Integrative Single Cell Multiomic Profiling Analysis Reveals HOX-PBX Gene Regulatory Network Contributing to the Survival of mTOR Hyperactive Cells

Lymphangioleiomyomatosis (LAM) is a rare, debilitating lung disease that predominantly affects women of reproductive age. LAM is characterized by the infiltration of the lungs by abnormally proliferating smooth muscle-like cells of unknown origin via an estrogen-dependent metastatic mechanism. LAM cells carry deleterious mutations of tuberous sclerosis complex (TSC1/TSC2) genes, resulting in hyperactivation of the mechanistic target of rapamycin complex 1 (mTORC1) and ultimately dysregulated cell growth. Sirolimus, an FDA approved mTORC1 inhibitor and current best-choice medication for LAM stabilizes lung function in most LAM patients. However, it requires sustained application and remains inefficacious in some patients.
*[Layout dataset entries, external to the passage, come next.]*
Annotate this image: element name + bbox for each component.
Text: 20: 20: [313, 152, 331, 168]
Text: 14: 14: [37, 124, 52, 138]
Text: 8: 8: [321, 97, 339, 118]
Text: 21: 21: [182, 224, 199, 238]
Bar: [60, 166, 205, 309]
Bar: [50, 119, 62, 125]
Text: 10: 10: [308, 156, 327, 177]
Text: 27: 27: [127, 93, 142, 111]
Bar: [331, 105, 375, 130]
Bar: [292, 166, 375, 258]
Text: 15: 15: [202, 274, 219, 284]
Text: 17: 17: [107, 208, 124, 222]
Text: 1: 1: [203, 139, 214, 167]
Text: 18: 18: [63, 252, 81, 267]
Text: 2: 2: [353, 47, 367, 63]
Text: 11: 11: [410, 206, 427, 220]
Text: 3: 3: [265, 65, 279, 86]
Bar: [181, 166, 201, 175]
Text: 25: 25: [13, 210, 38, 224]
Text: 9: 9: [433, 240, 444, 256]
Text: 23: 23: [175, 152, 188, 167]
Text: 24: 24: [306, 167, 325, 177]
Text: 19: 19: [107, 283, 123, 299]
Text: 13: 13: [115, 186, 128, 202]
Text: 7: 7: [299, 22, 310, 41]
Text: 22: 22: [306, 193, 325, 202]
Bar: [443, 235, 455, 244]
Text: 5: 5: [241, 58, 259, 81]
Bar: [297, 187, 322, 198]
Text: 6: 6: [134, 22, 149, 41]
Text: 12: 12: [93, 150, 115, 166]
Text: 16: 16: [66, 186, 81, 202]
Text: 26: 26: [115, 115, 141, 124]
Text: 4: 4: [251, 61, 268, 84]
The greatest barriers to finding a cure for LAM include its undetermined origin and unclear underlying pathogenesis. Our study aims to advance knowledge on the origin of LAM, and ultimately serve as a premise for the development of novel therapeutic targets for LAM. Single cell RNA sequencing (scRNA-seq) is a powerful tool in biomedical research that informs gene expression differences at the cellular level and may provide insights into the most fundamental origin of LAM cells. Our scRNA-seq analysis of LAM cells revealed a unique population of cells (LAMCORE), expressing uterine-similar homeobox transcription factors (HOX) and Pre-B-cell leukemia homeobox 1 (PBX1), which are absent in normal lung, suggesting that the uterus is the primary origin of LAM. PBX1 is a transcription factor critical for female reproductive tract development and maintenance, and its overexpression is implicated in some female reproductive cancers. In this study we hypothesize that PBX1 promotes survival and lung colonization of LAM (TSC2-null) cells. Using LAM patient-derived cells, we validated the transcriptional profile, gene expression and protein levels of PBX1. We have the first functional evidence that PBX1 and its downstream targets are upregulated in LAM cells. In a mouse model of LAM, we monitored the effect of suppression of PBX1 by short hairpin RNA-mediated gene silencing on lung colonization and tumor growth. We also found that pharmacological suppression of PBX1 attenuates LAM lung colonization and promotes death of LAM cells in vivo and vitro. Our data collectively suggests that PBX1 is a critical regulator of LAM progression. ### Competing Interest Statement The authors have declared no competing interest.